A musicoterapia pode ser muito eficiente como tratamento para pacientes com demência, porque a percepção, sensibilidade, emoção e a memória para música, podem sobreviver até muito tempo depois de todas as formas de memória terem desaparecido. A familiaridade com alguma música faz aflorar emoções e associações esquecidas e reabre a oportunidade do paciente ter acesso a estados de espírito e memórias a pensamentos de mundo que pareciam ser totalmente perdidos podendo melhorar também o humor, comportamento e até a função cognitiva, persistindo por horas ou dias após terem sido desencadeados pela música.

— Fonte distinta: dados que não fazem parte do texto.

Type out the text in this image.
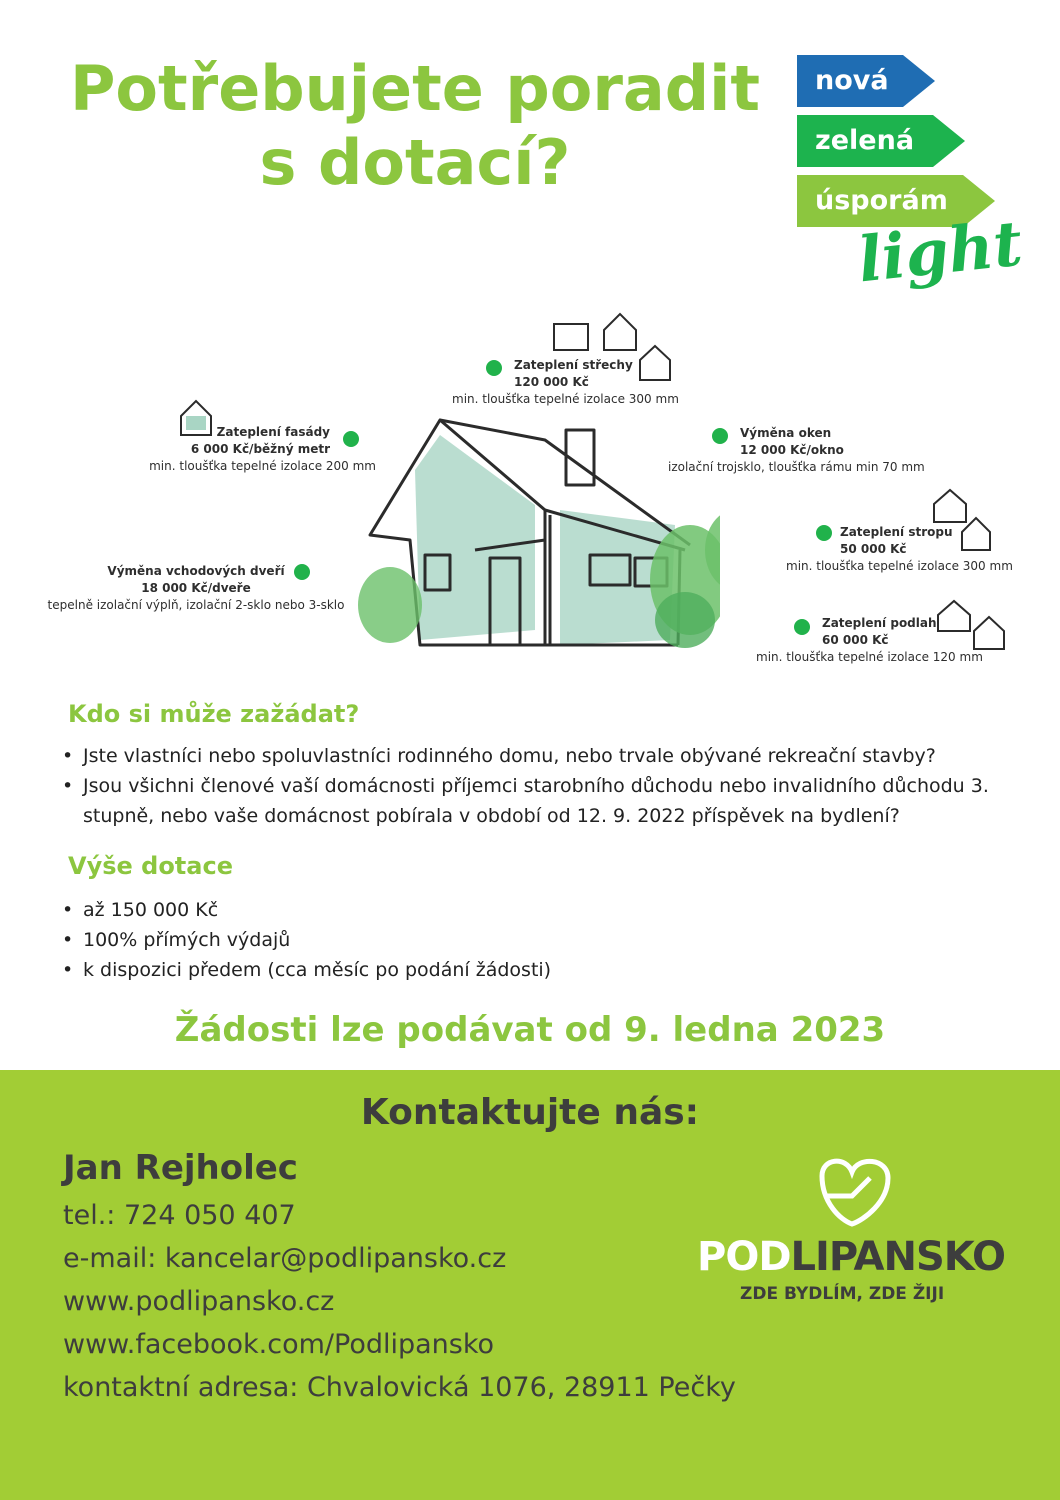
Potřebujete poradit
s dotací?
nová
zelená
úsporám
light
Zateplení střechy
120 000 Kč
min. tloušťka tepelné izolace 300 mm
Zateplení fasády
6 000 Kč/běžný metr
min. tloušťka tepelné izolace 200 mm
Výměna oken
12 000 Kč/okno
izolační trojsklo, tloušťka rámu min 70 mm
Zateplení stropu
50 000 Kč
min. tloušťka tepelné izolace 300 mm
Výměna vchodových dveří
18 000 Kč/dveře
tepelně izolační výplň, izolační 2-sklo nebo 3-sklo
Zateplení podlah
60 000 Kč
min. tloušťka tepelné izolace 120 mm
Kdo si může zažádat?
• Jste vlastníci nebo spoluvlastníci rodinného domu, nebo trvale obývané rekreační stavby?
• Jsou všichni členové vaší domácnosti příjemci starobního důchodu nebo invalidního důchodu 3. stupně, nebo vaše domácnost pobírala v období od 12. 9. 2022 příspěvek na bydlení?
Výše dotace
• až 150 000 Kč
• 100% přímých výdajů
• k dispozici předem (cca měsíc po podání žádosti)
Žádosti lze podávat od 9. ledna 2023
Kontaktujte nás:
Jan Rejholec
tel.: 724 050 407
e-mail: kancelar@podlipansko.cz
www.podlipansko.cz
www.facebook.com/Podlipansko
kontaktní adresa: Chvalovická 1076, 28911 Pečky
PODLIPANSKO
ZDE BYDLÍM, ZDE ŽIJI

Existem áreas específicas do córtex que alicerçam a inteligência e a sensibilidade musicais, e pode haver formas de amusia quando acontecem danos a essas áreas. A resposta emocional a música, ao que parece, é muito disseminada e provavelmente não apenas cortical, mas também subcortical, de modo que mesmo com uma doença de Alzheimer a música ainda pode ser percebida, desfrutada e gerar respostas. Não é necessário possuir conhecimentos formais de música para apreciá-la e responder a ela nos níveis mais profundos. A música é parte do homem, e não existe cultura humana na qual ela não seja altamente desenvolvida e valorizada. A música não é um luxo para pessoas com demência, é uma necessidade, e pode ter um poder superior a qualquer outra coisa para devolvê-las a si mesma e aos outros, pelo menos por algum tempo.